The ruling Cambodian People’s Party (CPP) won all votes in Kampot province’s Bokor town council election on July 25, after the town was established by a sub-decree in March, according to the National Election Committee’s (NEC) preliminary election results.

The CPP won 17 out of 17 votes, while the other three parties contesting the election – Cambodian Nationality Party (CNP), Cambodian Youth Party (CYP) and Funcinpec– received none.

In a press statement on July 25, NEC said voting was for the 17 council members of Boeung Touk, Koh Touch and Prek Tnort communes. Voting booths opened at 7am and closed later in the morning after all ballot papers had been cast.

After voting centres closed, the polling station commission tallied the ballots. The election was monitored by political party agents, election observers and journalists to ensure accuracy and transparency. No ballot papers were invalid.

NEC said the election process proceeded smoothly and in accordance with the law, regulations and procedures, working calendar and standard letters. Election officials also implemented Covid-19 preventative measures at all polling stations.

NEC deputy secretary-general Som Sorida told The Post that if there were no objections, NEC will announce the results soon.

“It’s equal to the election result. The Kampot provincial election committee will summarise the result. When it is announced, the political parties that contested this election have the right to object,” he said.

But according to Sorida, no party contested the preliminary election results when they were announced on July 25.
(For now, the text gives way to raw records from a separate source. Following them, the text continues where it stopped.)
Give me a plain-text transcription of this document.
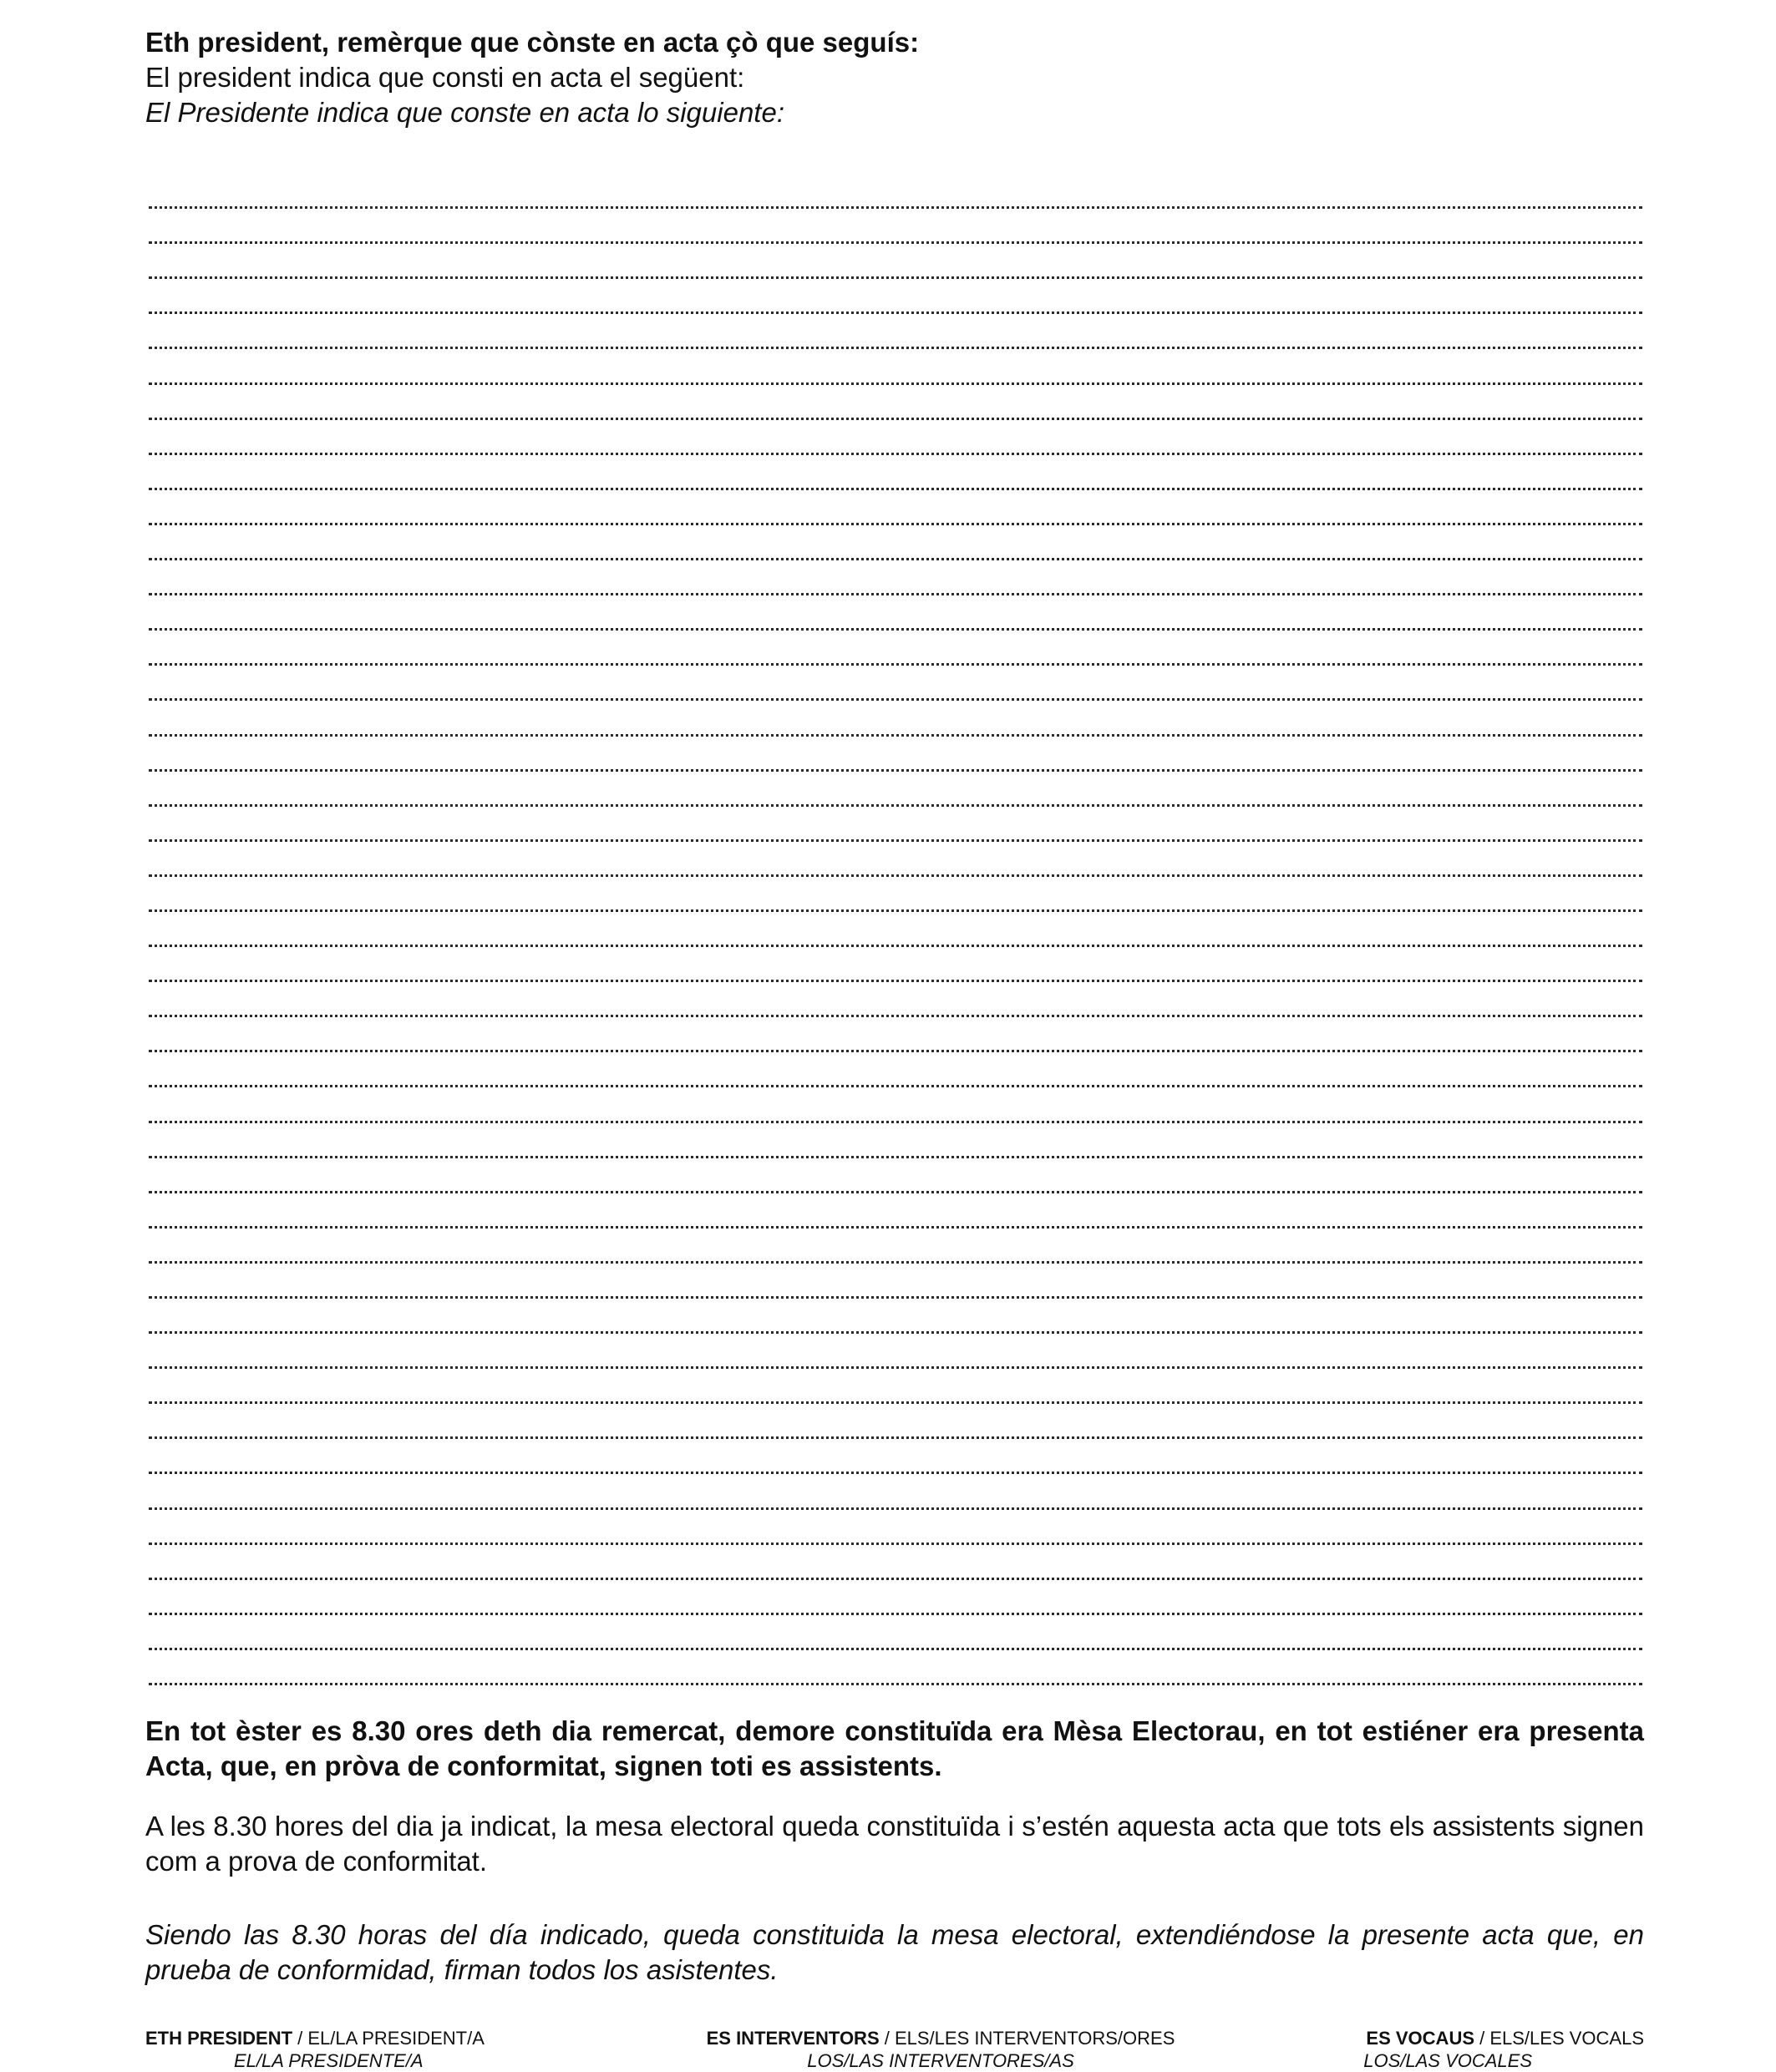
Eth president, remèrque que cònste en acta çò que seguís:
El president indica que consti en acta el següent:
El Presidente indica que conste en acta lo siguiente:
En tot èster es 8.30 ores deth dia remercat, demore constituïda era Mèsa Electorau, en tot estiéner era presenta Acta, que, en pròva de conformitat, signen toti es assistents.
A les 8.30 hores del dia ja indicat, la mesa electoral queda constituïda i s’estén aquesta acta que tots els assistents signen com a prova de conformitat.
Siendo las 8.30 horas del día indicado, queda constituida la mesa electoral, extendiéndose la presente acta que, en prueba de conformidad, firman todos los asistentes.
ETH PRESIDENT / EL/LA PRESIDENT/A
EL/LA PRESIDENTE/A
ES INTERVENTORS / ELS/LES INTERVENTORS/ORES
LOS/LAS INTERVENTORES/AS
ES VOCAUS / ELS/LES VOCALS
LOS/LAS VOCALES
“So far no political party has objected to the results. If there is still no objection and the deadline for filing a complaint passes, the NEC will officially announce the result,” he said.

According to Sorida, the elected councillors will choose 13 members to lead Bokor town.
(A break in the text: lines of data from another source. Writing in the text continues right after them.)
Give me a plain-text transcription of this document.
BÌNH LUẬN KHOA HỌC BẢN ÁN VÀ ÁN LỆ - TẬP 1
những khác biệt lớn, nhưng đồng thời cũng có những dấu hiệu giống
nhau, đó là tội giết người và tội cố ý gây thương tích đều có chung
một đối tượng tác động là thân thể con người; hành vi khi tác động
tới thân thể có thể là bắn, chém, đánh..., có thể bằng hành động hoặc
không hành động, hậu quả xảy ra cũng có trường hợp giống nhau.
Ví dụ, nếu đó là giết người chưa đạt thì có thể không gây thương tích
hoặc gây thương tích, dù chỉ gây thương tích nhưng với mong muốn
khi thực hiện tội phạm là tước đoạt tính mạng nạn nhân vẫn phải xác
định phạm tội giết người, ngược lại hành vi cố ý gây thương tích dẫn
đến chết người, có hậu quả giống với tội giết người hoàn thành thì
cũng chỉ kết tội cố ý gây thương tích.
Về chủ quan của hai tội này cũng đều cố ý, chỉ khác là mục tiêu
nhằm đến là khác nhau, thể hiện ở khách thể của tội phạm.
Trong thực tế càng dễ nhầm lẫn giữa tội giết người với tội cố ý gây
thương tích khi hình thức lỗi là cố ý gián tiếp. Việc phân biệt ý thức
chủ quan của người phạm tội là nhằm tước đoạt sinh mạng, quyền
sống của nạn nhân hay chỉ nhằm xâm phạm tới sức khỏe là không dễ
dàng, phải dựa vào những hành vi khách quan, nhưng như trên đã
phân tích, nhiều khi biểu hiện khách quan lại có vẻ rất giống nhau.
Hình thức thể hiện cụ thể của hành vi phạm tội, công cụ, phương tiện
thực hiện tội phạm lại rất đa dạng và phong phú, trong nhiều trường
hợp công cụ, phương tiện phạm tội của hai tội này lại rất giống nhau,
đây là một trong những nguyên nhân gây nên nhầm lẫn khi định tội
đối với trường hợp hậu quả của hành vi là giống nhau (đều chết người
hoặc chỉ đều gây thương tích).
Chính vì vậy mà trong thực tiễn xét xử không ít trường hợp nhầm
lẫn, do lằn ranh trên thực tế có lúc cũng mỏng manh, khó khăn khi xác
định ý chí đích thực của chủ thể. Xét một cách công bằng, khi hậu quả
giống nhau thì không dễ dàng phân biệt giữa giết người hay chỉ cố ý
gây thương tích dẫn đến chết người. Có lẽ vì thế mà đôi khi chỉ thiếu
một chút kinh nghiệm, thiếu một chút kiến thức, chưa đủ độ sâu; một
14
CNP president Seng Sokheng said his party would not appeal the election result, noting that the election was conducted in accordance with the law.

“My party participated in the election campaign. We saw that there were no irregularities as the election was properly organised. Winning and losing is normal in a democratic society and I have no plans to object to the result,” he said.
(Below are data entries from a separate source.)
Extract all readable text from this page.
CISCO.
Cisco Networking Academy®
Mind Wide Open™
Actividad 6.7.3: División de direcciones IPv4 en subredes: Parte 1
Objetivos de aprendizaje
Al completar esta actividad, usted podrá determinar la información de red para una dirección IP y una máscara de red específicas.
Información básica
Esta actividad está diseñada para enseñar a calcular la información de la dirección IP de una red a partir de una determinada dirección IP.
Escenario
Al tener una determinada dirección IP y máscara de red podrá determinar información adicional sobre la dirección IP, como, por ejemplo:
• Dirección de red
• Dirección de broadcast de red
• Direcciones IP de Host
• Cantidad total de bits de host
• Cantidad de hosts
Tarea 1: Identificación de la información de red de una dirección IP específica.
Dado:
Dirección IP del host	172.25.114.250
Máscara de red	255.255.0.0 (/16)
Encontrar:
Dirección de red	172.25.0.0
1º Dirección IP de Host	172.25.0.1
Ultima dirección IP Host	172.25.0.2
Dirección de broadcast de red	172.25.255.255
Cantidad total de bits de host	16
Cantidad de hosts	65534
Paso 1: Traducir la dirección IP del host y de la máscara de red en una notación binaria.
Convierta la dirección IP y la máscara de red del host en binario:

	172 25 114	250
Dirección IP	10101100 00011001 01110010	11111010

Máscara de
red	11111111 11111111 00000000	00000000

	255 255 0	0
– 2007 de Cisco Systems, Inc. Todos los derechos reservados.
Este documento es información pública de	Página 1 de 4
Likewise, CYP president Pich Sros said: “It is not strange when the CPP gained 17 seats because voters are from the CPP. So if they belong to the CPP and turned out to vote for other political parties, it would be strange.”

Korn Savong, the monitoring and advocacy coordinator for election watchdog Comfrel, said although other political parties took part in the election, the CPP’s overwhelming vote was because voters were from the ruling party.

“In my view, this is a non-general electoral system. If we want the election to be fair, it should follow the standards of commune or national elections. It means that the law needs to be amended for this council election to be like a general election by allowing the participation of citizens,” Savong said.